Until recently, steel frame buildings have been considered to be among the very best structural systems for use in regions subjected to earthquakes. However, the brittle fracture of many welding steel frame buildings as a result of the Northridge, Loma Prieta and other earthquakes in California, the serious damage, including collapse, of similar buildings during the Kobe Japan earthquake, and recent research have led many to question this assertion. Research has been initiated on the basic properties of steel weldments and connections. However, the impact of local fracture and strength deterioration on the overall performance of a system is still not understood.
An integrative experimental and analytical assessment will be conducted in this project of the effects on overall system behavior of various forms of member strength deterioration. Models of two-dimensional frame systems representative of welded steel frame buildings are investigated to understand the relative contribution of various types of strength deterioration and ground motions on overall performance and to assess the effect of the dynamic redistribution of force caused by strength deterioration, and assess the role of system redundancy on global performance.

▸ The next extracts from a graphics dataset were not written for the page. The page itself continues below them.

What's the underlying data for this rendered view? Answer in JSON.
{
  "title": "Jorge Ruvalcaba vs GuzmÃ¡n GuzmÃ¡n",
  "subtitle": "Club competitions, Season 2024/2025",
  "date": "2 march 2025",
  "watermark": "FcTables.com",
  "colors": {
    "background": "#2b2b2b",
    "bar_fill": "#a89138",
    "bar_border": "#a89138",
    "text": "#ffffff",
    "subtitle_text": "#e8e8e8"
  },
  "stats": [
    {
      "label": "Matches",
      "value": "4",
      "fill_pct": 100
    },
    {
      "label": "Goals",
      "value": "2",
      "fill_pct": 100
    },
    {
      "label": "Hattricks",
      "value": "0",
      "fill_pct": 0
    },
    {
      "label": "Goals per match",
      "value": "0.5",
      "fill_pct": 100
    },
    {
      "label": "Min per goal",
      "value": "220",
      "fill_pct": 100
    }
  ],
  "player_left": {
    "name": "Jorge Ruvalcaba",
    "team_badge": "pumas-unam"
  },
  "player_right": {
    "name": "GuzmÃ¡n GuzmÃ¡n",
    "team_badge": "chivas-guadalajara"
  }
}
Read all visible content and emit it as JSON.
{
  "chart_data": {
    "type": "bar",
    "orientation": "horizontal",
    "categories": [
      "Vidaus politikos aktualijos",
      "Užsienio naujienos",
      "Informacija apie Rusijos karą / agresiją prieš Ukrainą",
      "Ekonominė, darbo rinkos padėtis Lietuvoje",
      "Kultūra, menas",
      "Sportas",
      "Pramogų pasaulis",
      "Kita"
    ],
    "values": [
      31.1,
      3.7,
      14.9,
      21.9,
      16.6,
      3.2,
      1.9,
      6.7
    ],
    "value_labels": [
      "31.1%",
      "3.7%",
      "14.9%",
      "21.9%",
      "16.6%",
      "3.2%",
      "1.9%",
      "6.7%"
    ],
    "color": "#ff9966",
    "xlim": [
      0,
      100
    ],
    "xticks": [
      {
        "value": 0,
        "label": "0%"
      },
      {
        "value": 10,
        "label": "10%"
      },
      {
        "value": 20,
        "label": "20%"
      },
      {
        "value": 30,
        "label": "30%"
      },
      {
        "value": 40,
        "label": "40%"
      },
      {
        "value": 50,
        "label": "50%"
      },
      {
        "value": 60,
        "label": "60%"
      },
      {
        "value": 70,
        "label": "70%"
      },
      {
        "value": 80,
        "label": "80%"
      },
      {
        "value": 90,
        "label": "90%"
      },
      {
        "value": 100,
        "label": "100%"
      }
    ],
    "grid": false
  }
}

Particular attention is directed at the consequences of (a) sudden loss of strength associated with brittle connection failures and (b) gradual deterioration of post-yield strength that may be associated with ductile response due to local buckling or lateral torsional buckling. Analytical studies will be conducted on a variety of framed systems. Shaking table tests with planer frame specimens made of replaceable plastic hinge regions which exhibit various forms of deterioration, including brittle fracture will be carried out and the test results will be integrated with analytical results to formulate designs recommendations.